Após terminar de atender um dos últimos clientes a deixar o café, ajudei Erin a fechar as portas e a observei fechar o caixa, ainda com a mente presa nos milhares de caminhos em que a noite seguinte poderia seguir — e nenhum deles era promissor.
— Luke, tá me escutando? — Erin perguntou, balançando uma das mãos em frente ao meu rosto e finalmente chamando minha atenção. — O que foi?
— Aniversário da minha mãe amanhã — disse com simplicidade, e Erin apenas balançou a cabeça em entendimento. Ela me conhecia muito bem e há tempo suficiente para saber exatamente o que estava acontecendo ali, e por esse mesmo motivo, me deixou quieto até o momento em que estávamos indo embora, quando perguntou:
— Você e Zach vão tocar em algum lugar esse fim de semana?
— Não.

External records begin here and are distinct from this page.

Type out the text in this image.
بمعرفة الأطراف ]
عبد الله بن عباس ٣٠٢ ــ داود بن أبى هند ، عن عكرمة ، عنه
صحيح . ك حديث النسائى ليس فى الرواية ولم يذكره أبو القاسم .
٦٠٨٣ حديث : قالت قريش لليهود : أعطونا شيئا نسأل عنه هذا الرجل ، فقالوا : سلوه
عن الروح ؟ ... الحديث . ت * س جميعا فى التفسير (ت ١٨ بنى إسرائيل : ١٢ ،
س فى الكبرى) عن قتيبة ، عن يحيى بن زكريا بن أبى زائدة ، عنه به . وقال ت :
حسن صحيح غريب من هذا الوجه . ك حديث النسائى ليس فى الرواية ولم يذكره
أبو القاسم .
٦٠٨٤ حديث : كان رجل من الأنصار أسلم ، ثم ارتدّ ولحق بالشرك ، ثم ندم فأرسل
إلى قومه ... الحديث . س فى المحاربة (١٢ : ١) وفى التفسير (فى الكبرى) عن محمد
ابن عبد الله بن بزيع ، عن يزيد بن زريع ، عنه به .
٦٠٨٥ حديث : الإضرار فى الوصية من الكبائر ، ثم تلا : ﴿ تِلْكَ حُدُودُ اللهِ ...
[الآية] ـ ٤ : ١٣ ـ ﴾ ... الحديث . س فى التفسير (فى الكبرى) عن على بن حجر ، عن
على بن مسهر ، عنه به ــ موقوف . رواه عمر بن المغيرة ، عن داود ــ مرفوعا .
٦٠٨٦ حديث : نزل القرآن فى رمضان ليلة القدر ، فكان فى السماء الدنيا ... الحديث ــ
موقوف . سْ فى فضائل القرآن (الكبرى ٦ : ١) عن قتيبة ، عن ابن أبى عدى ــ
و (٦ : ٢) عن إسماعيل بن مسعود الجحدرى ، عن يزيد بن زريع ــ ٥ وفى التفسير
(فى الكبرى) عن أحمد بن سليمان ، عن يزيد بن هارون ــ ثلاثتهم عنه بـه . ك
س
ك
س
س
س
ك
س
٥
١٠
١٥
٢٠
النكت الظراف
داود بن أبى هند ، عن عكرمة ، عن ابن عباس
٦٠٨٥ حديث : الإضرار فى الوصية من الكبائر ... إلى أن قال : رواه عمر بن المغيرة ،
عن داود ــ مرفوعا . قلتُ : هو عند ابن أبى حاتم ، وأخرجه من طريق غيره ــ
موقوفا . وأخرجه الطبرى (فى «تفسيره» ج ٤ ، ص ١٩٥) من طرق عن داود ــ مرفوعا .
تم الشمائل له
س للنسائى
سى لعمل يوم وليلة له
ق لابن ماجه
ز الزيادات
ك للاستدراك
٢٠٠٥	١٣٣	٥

Com o fim do verão, tocar fora do metrô começou a ficar um pouco desagradável, e por isso vamos diminuir a quantidade de noites — expliquei, dando de ombros e arrumando a jaqueta em meu corpo, já que aos poucos o frio se aproximava mais. — E também, com o aniversário da minha mãe, eu prefiro assim. Pelo menos evito uma briga com ela.
— Entendi — soltou, depois de algum tempo, enquanto andávamos em direção ao metrô.
Continuamos conversando, até que o metrô parou na estação em que Erin descia. Isso me fez voltar para os meus pensamentos desagradáveis novamente. O dia seria puxado, sabendo que teria que manter minha guarda alta o tempo todo, torcendo para que as horas passassem o mais rápido possível.
**
A primeira parte da comemoração do aniversário de minha mãe foi tranquila, um almoço fora, apenas com algumas pessoas da nossa família: duas tias, alguns primos e primas, além de minha irmã mais velha, Jessica, seu marido, Archie, e minha sobrinha. Demos muitas risadas, conversamos sobre questões políticas, enquanto eu observava minha irmã e meu cunhado brincarem com a pequena Poppy, minha sobrinha de dois anos de idade.
Assim que voltamos para casa, ficamos apenas nós cinco, conversando, bebendo e tentando fazer com que minha mãe não ficasse triste sempre que meu pai era citado nas conversas.
— Junior, se lembra o que Luke disse quando ele te comprou aquele primeiro violão, que você estava o pedindo tanto? — mamãe perguntou, e dei um sorriso triste, olhando para Jessica, que também sorria com tristeza e apreensão.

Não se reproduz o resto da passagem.